How much of that is driven by a desire to access half-decent public schools and preserve their half-decentness? My guess is a lot. Are there ways we could change that dynamic?

Restore the rights of association.

If a group of home owners could decide to form a non-union private school district, and only allow people that are net tax payers (= high income and wealth), then the bidding up of property prices to keep undesirables out would no longer be necessary.

Another way would be to require owners to have $100K or $1M in liquid assets before they are allowed to buy in the community, depending on how exclusive the community was designed to be.

An alternative form of your proposal are gated communities and large developments with owner associations. The less autonomy homeowners in traditional neighborhoods have, the more these forms or association are valued. Personally, I think there is a huge market opportunity for gated communities that offer private schooling. Scotch the tennis courts and golf courses and offer a decent elementary school and middle school and you would have young homebuyers lined up.

The problem with all this is that once you own a house, at some time you may need to sell it. The growing cost of housing has attracted a huge following of people wanting a share of the action every time a home changes hands.
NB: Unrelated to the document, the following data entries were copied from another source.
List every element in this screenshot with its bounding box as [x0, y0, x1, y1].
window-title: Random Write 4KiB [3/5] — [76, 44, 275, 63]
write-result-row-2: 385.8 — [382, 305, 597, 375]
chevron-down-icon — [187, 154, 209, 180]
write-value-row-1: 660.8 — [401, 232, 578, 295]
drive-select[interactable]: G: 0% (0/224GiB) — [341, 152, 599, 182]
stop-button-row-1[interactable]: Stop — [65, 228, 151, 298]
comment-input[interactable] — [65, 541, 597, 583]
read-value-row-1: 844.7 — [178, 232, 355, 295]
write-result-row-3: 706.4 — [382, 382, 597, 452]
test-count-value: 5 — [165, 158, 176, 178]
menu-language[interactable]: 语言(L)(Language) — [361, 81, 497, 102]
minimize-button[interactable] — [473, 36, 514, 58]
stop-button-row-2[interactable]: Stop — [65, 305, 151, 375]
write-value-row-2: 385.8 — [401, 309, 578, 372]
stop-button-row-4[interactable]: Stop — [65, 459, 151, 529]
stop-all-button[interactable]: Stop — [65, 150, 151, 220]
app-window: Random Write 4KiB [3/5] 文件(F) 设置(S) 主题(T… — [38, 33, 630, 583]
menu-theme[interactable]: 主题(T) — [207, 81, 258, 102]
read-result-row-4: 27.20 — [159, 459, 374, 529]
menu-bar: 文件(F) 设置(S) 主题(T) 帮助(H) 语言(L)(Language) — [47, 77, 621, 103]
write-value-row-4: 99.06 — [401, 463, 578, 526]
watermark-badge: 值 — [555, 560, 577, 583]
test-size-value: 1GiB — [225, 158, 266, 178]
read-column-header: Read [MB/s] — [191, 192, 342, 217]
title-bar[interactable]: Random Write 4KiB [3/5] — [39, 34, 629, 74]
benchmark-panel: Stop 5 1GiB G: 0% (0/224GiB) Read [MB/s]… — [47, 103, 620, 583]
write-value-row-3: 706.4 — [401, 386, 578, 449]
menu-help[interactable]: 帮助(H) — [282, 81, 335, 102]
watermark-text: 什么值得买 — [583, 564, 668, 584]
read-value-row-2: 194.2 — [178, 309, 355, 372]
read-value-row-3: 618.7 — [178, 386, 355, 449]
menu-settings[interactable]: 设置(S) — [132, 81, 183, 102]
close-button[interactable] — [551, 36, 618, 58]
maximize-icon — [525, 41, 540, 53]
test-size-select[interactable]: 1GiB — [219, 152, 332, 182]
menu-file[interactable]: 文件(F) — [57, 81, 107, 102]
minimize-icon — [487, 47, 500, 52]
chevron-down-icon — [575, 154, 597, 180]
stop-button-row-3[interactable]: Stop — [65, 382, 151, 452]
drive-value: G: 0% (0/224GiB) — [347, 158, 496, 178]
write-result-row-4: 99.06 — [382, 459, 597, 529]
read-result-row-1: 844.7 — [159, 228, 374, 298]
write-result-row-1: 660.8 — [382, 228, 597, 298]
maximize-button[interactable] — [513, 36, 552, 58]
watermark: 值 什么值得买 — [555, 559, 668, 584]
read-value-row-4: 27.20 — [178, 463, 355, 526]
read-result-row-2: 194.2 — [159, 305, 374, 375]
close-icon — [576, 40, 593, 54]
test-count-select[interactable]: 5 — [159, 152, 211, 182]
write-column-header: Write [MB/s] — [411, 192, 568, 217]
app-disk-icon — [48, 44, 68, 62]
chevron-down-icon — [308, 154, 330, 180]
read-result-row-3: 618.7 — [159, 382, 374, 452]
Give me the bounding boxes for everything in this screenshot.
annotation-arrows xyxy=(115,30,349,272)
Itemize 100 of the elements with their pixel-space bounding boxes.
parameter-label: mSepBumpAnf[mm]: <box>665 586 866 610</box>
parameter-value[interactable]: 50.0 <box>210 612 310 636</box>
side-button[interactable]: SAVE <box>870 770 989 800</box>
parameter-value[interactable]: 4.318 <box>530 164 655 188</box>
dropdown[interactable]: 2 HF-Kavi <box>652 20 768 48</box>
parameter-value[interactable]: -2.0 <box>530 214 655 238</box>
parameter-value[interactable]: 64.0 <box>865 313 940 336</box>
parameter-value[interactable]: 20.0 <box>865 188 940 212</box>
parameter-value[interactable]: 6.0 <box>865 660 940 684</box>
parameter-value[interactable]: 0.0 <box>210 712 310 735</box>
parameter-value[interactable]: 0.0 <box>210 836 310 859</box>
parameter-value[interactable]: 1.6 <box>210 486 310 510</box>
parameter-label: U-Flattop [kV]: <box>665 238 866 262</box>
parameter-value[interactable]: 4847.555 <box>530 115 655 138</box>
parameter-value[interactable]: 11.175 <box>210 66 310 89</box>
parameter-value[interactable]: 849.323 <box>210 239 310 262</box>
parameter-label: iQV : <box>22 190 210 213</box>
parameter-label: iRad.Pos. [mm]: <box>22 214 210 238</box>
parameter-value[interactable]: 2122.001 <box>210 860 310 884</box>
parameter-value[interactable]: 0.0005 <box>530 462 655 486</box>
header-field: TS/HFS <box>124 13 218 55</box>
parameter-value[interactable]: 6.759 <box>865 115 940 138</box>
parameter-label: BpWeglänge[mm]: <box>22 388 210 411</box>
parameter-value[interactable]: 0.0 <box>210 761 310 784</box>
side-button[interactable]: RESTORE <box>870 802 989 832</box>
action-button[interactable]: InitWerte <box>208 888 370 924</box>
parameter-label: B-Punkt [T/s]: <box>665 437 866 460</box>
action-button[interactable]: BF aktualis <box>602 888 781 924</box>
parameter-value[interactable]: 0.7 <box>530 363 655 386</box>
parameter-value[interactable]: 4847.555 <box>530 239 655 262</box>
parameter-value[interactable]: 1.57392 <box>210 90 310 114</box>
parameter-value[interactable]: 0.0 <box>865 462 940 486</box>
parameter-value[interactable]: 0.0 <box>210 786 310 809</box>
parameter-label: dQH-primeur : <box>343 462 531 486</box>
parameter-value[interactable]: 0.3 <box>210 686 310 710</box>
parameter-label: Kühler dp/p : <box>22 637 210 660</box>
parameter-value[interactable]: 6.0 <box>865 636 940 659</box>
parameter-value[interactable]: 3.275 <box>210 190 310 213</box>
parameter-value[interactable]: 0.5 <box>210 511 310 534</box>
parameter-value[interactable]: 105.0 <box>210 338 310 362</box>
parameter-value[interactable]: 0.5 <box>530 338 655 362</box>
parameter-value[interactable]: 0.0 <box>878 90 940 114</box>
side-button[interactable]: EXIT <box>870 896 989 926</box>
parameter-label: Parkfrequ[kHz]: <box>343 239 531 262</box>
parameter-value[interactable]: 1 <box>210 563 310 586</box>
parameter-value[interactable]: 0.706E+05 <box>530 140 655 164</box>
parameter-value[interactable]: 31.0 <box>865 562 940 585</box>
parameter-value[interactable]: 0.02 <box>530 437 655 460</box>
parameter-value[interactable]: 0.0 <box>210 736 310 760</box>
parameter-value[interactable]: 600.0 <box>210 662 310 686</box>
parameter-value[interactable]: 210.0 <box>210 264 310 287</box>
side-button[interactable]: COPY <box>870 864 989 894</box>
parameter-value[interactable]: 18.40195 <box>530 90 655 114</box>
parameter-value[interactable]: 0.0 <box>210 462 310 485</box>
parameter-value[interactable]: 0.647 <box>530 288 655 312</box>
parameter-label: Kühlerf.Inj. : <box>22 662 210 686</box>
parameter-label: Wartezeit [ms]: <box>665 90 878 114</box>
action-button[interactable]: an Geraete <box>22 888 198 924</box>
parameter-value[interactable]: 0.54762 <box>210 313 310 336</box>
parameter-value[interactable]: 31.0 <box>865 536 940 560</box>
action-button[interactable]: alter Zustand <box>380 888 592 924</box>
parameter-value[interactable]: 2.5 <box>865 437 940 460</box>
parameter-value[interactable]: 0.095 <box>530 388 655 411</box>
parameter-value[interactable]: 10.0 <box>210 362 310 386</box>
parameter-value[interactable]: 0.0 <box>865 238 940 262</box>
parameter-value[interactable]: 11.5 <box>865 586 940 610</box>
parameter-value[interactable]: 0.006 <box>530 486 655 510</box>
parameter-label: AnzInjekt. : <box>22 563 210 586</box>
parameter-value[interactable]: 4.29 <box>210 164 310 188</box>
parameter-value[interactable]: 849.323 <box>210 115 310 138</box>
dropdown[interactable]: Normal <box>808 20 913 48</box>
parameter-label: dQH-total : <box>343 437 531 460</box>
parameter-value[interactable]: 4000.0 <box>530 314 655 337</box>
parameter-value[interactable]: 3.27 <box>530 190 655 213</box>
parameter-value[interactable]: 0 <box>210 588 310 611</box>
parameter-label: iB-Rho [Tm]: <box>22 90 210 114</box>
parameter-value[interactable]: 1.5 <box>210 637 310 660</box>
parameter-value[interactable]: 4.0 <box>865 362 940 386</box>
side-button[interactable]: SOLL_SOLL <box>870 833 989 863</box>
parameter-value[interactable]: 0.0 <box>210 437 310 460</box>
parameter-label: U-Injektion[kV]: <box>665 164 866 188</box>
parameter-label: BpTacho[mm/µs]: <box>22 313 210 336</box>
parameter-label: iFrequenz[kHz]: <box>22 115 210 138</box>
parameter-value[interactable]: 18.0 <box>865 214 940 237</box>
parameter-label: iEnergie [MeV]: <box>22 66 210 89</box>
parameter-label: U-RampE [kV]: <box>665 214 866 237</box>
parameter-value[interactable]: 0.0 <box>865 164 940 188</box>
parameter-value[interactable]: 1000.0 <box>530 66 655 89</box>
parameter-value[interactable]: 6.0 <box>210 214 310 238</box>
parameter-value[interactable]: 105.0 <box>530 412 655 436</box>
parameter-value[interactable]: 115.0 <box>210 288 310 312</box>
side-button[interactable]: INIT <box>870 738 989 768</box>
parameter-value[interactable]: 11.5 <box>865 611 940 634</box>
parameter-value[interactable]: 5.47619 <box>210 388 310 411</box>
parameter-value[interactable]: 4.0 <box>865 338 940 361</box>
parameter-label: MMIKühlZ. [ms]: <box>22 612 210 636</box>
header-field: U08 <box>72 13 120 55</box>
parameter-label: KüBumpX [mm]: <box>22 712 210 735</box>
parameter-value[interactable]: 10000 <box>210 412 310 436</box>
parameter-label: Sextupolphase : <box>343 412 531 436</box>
The buyer will employ a lawyer to make sure that his purchase is safe and wise. The lawyer will act in what he sees as the buyer's best interest. The lawyer's best interest will be served by making sure that the buyer is frightened off, because he will still get paid, and the buyer will then repeat the process. In addition, there are other professional groups that perform surveys. A general house surveyor will recommend several specialist surveys, the obvious ones being electricity, water and gas. In a mining area, mining surveys will be recommended. The entry point is a desktop survey, which isn't that expensive. But these usually recommend drilling surveys, which are expensive, disruptive, and damaging to the property. The owner then has to pay another person to put right the damage. The government collects transaction taxes on all this economic activity, that generates no real wealth.
Surveys may mention certain plants growing in the garden that are believed to be damaging to the property. The list is growing, and started with Rhododendron, moved on to Japanese Knotweed, and is soon said to be including bamboo. No doubt a general surveyor will soon be recommending horticultural surveys.
The latest "jolly jape" by the professions is that once a sale is agreed, the mortgage company used by the buyer undervalues the property, and if the seller won't drop the price the sale collapses.
In the UK, the government has introduced a requirement to prove the Identity Purity of buyers. This is to prevent people with impure identity, ie illegal immigrants, or those without proper proof of their entitlement to live in the country, setting there.
Similar restrictions exist if you want to rent the home out, with the risk of 14 years in prison if you don't do it or don't do it properly. But in general most people let property through an agent who does this for them.
Letting is easier than selling, but if you want to buy another home then you need another mortgage funded by the rent. This is fine until the next economic bubble bursts and mortgage companies start asking for more security.

Regarding the investment value of buying: I have several rentals, some single family. At first, after the 20% down, the rent is pretty close to what the costs are. There is a small profit that gets eaten up by extraneous expenses. After a few years, rents go up, but most of the payment is fixed. My payments are 30% variable - taxes and insurance and upkeep. The rest is fixed for 30 years. At 2 (lately) or 3% inflation that fixed portion creates some value over time. At year 1 cost is 100% of renting. Year 10 it's about 89%, year 20% its 79%, year 30+ your at 33%. That's cashflow. Not counting equity you're building, roughly 181% of original value.

Not in Chicago...

Nimbyism can work. All you have to do is make sure that you have the right Nimbys.